The only meaning of the vote is according to the International Institute for Democracy and Electoral Supportan interest group, was another grim sign that, after four years of arrests and a steady shrinking of already tight political space, “Belarus’ authoritarian regime has transformed itself into a totalitarian system.”

“Free and fair elections cannot take place in this environment of total repression,” the institute added.

Warning against “extremists” — the government’s collective term for dissidents in one of the world’s most repressive police states — Mr. Lukashenko this week ordered law enforcement agencies, including Belarus’ KGB security service, an unreformed and brutal remnant of the former Soviet regime, to organize street patrols with small arms to ensure security.

According to this weekend Viasna, a human rights group which oversees detentions, Belarus had 1,419 political prisoners, mainly people jailed after the 2020 elections. Among them are leaders of dissolved opposition parties and the co-winner of the 2022 Nobel Peace Prize, Ales Bialiatski. Torture, both physical and psychological, is commonplace in an archipelago of bleak prisons, according to human rights observers.

Belarus provided logistical support to the Russian invading army and allowed its territory to be used as a base for a failed Russian attack on Kiev, the Ukrainian capital. But that’s true resisted pressure from Moscow to send its own troops into battle in Ukraine, one of the few things Mr Lukashenko has done that enjoys broad popular support.

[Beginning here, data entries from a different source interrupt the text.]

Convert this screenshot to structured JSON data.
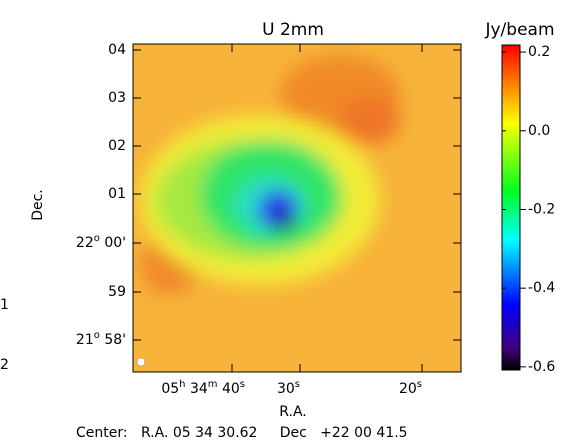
{
  "chart_data": {
    "type": "image-map",
    "title": "U 2mm",
    "colorbar_label": "Jy/beam",
    "xlabel": "R.A.",
    "ylabel": "Dec.",
    "xtick_labels": [
      {
        "parts": [
          "05",
          "h",
          " 34",
          "m",
          " 40",
          "s"
        ]
      },
      {
        "parts": [
          "30",
          "s"
        ]
      },
      {
        "parts": [
          "20",
          "s"
        ]
      }
    ],
    "ytick_labels": [
      {
        "parts": [
          "04"
        ]
      },
      {
        "parts": [
          "03"
        ]
      },
      {
        "parts": [
          "02"
        ]
      },
      {
        "parts": [
          "01"
        ]
      },
      {
        "parts": [
          "22",
          "o",
          " 00'"
        ]
      },
      {
        "parts": [
          "59"
        ]
      },
      {
        "parts": [
          "21",
          "o",
          " 58'"
        ]
      }
    ],
    "colorbar_lim": [
      -0.608,
      0.218
    ],
    "colorbar_ticks": [
      0.2,
      {
        "value": 0,
        "label": "0.0"
      },
      -0.2,
      -0.4,
      -0.6
    ],
    "center_text": "Center:   R.A. 05 34 30.62     Dec   +22 00 41.5",
    "edge_labels": [
      "1",
      "2"
    ]
  }
}
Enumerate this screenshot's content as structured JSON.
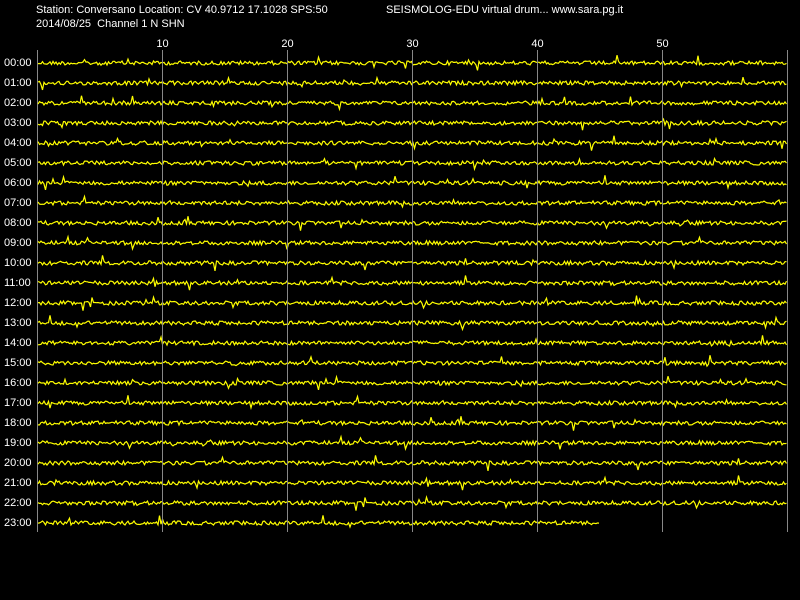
{
  "header": {
    "station": "Station: Conversano Location: CV 40.9712 17.1028 SPS:50",
    "source": "SEISMOLOG-EDU virtual drum... www.sara.pg.it",
    "channel": "2014/08/25  Channel 1 N SHN"
  },
  "minute_ticks": [
    10,
    20,
    30,
    40,
    50
  ],
  "rows": [
    "00:00",
    "01:00",
    "02:00",
    "03:00",
    "04:00",
    "05:00",
    "06:00",
    "07:00",
    "08:00",
    "09:00",
    "10:00",
    "11:00",
    "12:00",
    "13:00",
    "14:00",
    "15:00",
    "16:00",
    "17:00",
    "18:00",
    "19:00",
    "20:00",
    "21:00",
    "22:00",
    "23:00"
  ]
}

Like Mr. Putin in Russia, Mr. Lukashenko has used the war in Ukraine to portray his country as a besieged fortress threatened by NATO and domestic traitors. He has repeatedly claimed, baselessly, that Poland, a NATO member that controlled large parts of what is now western Belarus before World War II, is amassing troops in preparation on an attack to regain lost territory.

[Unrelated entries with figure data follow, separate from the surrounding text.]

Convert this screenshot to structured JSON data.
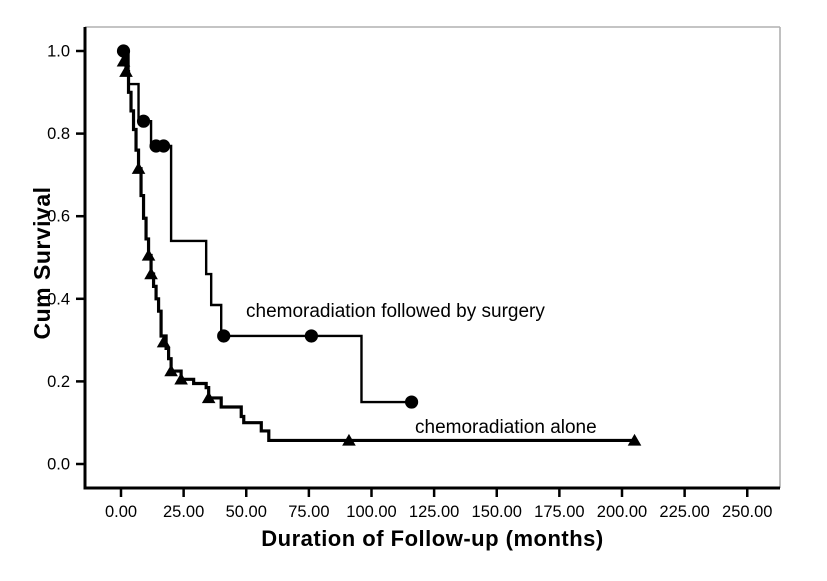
{
  "figure": {
    "background": "#ffffff",
    "frame_color": "#b0b0b0",
    "axis_color": "#000000",
    "curve_color": "#000000"
  },
  "chart_data": {
    "type": "line",
    "subtype": "kaplan-meier-step-survival",
    "title": "",
    "xlabel": "Duration of Follow-up (months)",
    "ylabel": "Cum Survival",
    "xlim": [
      0,
      250
    ],
    "ylim": [
      0.0,
      1.0
    ],
    "grid": false,
    "legend_position": "none",
    "x_ticks": [
      {
        "value": 0,
        "label": "0.00"
      },
      {
        "value": 25,
        "label": "25.00"
      },
      {
        "value": 50,
        "label": "50.00"
      },
      {
        "value": 75,
        "label": "75.00"
      },
      {
        "value": 100,
        "label": "100.00"
      },
      {
        "value": 125,
        "label": "125.00"
      },
      {
        "value": 150,
        "label": "150.00"
      },
      {
        "value": 175,
        "label": "175.00"
      },
      {
        "value": 200,
        "label": "200.00"
      },
      {
        "value": 225,
        "label": "225.00"
      },
      {
        "value": 250,
        "label": "250.00"
      }
    ],
    "y_ticks": [
      {
        "value": 0.0,
        "label": "0.0"
      },
      {
        "value": 0.2,
        "label": "0.2"
      },
      {
        "value": 0.4,
        "label": "0.4"
      },
      {
        "value": 0.6,
        "label": "0.6"
      },
      {
        "value": 0.8,
        "label": "0.8"
      },
      {
        "value": 1.0,
        "label": "1.0"
      }
    ],
    "series": [
      {
        "key": "surgery",
        "name": "chemoradiation followed by surgery",
        "label": "chemoradiation followed by surgery",
        "marker": "circle",
        "line_width": 2.4,
        "start": [
          0,
          1.0
        ],
        "steps": [
          [
            3,
            0.92
          ],
          [
            7,
            0.83
          ],
          [
            12,
            0.77
          ],
          [
            20,
            0.54
          ],
          [
            34,
            0.46
          ],
          [
            36,
            0.385
          ],
          [
            40,
            0.31
          ],
          [
            96,
            0.15
          ]
        ],
        "end_time": 116,
        "censored": [
          [
            1,
            1.0
          ],
          [
            9,
            0.83
          ],
          [
            14,
            0.77
          ],
          [
            17,
            0.77
          ],
          [
            41,
            0.31
          ],
          [
            76,
            0.31
          ],
          [
            116,
            0.15
          ]
        ]
      },
      {
        "key": "alone",
        "name": "chemoradiation alone",
        "label": "chemoradiation alone",
        "marker": "triangle",
        "line_width": 3.2,
        "start": [
          0,
          1.0
        ],
        "steps": [
          [
            2,
            0.95
          ],
          [
            3,
            0.9
          ],
          [
            4,
            0.855
          ],
          [
            5,
            0.81
          ],
          [
            6,
            0.76
          ],
          [
            7,
            0.715
          ],
          [
            8,
            0.65
          ],
          [
            9,
            0.595
          ],
          [
            10,
            0.545
          ],
          [
            11,
            0.505
          ],
          [
            12,
            0.46
          ],
          [
            13,
            0.43
          ],
          [
            14,
            0.4
          ],
          [
            15,
            0.37
          ],
          [
            16,
            0.31
          ],
          [
            18,
            0.28
          ],
          [
            19,
            0.255
          ],
          [
            20,
            0.225
          ],
          [
            24,
            0.205
          ],
          [
            29,
            0.195
          ],
          [
            34,
            0.185
          ],
          [
            35,
            0.16
          ],
          [
            40,
            0.138
          ],
          [
            48,
            0.115
          ],
          [
            49,
            0.1
          ],
          [
            56,
            0.08
          ],
          [
            59,
            0.057
          ]
        ],
        "end_time": 205,
        "censored": [
          [
            1,
            0.975
          ],
          [
            2,
            0.95
          ],
          [
            7,
            0.715
          ],
          [
            11,
            0.505
          ],
          [
            12,
            0.46
          ],
          [
            17,
            0.295
          ],
          [
            20,
            0.225
          ],
          [
            24,
            0.205
          ],
          [
            35,
            0.16
          ],
          [
            91,
            0.057
          ],
          [
            205,
            0.057
          ]
        ]
      }
    ],
    "annotations": [
      {
        "text": "chemoradiation followed by surgery"
      },
      {
        "text": "chemoradiation alone"
      }
    ]
  }
}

Ethnic Poles in western Belarus have been targeted by a sweeping crackdown, with Andrzej Poczobut, a prominent figure in the community, receives a prison sentence of eight years last year for ‘incitement to hatred’ and ‘the rehabilitation of Nazism’.

Belarusian Defense Minister Viktor Khrenin claimed in an interview with a Kremlin-controlled television station this week that Ukraine had amassed more than 110,000 soldiers on the border with Belarus. There is no evidence for that. He also threatened to shoot down “without warning” NATO planes that violated Belarusian airspace.

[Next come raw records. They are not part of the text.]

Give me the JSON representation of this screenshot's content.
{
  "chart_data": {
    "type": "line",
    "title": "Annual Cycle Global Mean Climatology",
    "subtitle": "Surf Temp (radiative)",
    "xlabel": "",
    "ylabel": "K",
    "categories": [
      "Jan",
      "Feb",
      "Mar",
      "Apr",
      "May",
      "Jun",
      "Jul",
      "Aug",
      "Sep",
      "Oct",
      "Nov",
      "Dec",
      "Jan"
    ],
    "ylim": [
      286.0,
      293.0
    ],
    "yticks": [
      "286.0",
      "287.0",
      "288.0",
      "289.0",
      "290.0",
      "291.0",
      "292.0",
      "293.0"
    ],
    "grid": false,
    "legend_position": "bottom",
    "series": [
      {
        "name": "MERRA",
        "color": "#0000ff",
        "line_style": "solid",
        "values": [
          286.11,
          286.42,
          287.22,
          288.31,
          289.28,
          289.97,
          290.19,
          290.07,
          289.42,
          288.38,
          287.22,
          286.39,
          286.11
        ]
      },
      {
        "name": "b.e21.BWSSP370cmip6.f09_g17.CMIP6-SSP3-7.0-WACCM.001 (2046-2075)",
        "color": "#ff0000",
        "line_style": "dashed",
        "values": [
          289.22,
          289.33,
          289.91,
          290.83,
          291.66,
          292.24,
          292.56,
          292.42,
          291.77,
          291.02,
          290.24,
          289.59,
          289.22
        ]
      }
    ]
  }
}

The saber-rattling is largely aimed at a domestic audience that Lukashenko must mobilize in the run-up to elections whose outcome is in no doubt but which could nevertheless prove embarrassing if not enough people vote. That prospect seems unlikely, experts say, given the risks of staying home.

Western election observers have been barred from Belarus, a ban that Sergei Lebedev, the head of an observer mission sent by the Commonwealth of Independent States, a largely moribund organization made up of Russia and seven other mostly authoritarian former Soviet republics, said was “logical and justified.” used to be’. “Because “there is no need to come here to look for fictitious shortcomings and violations in the organization of elections.”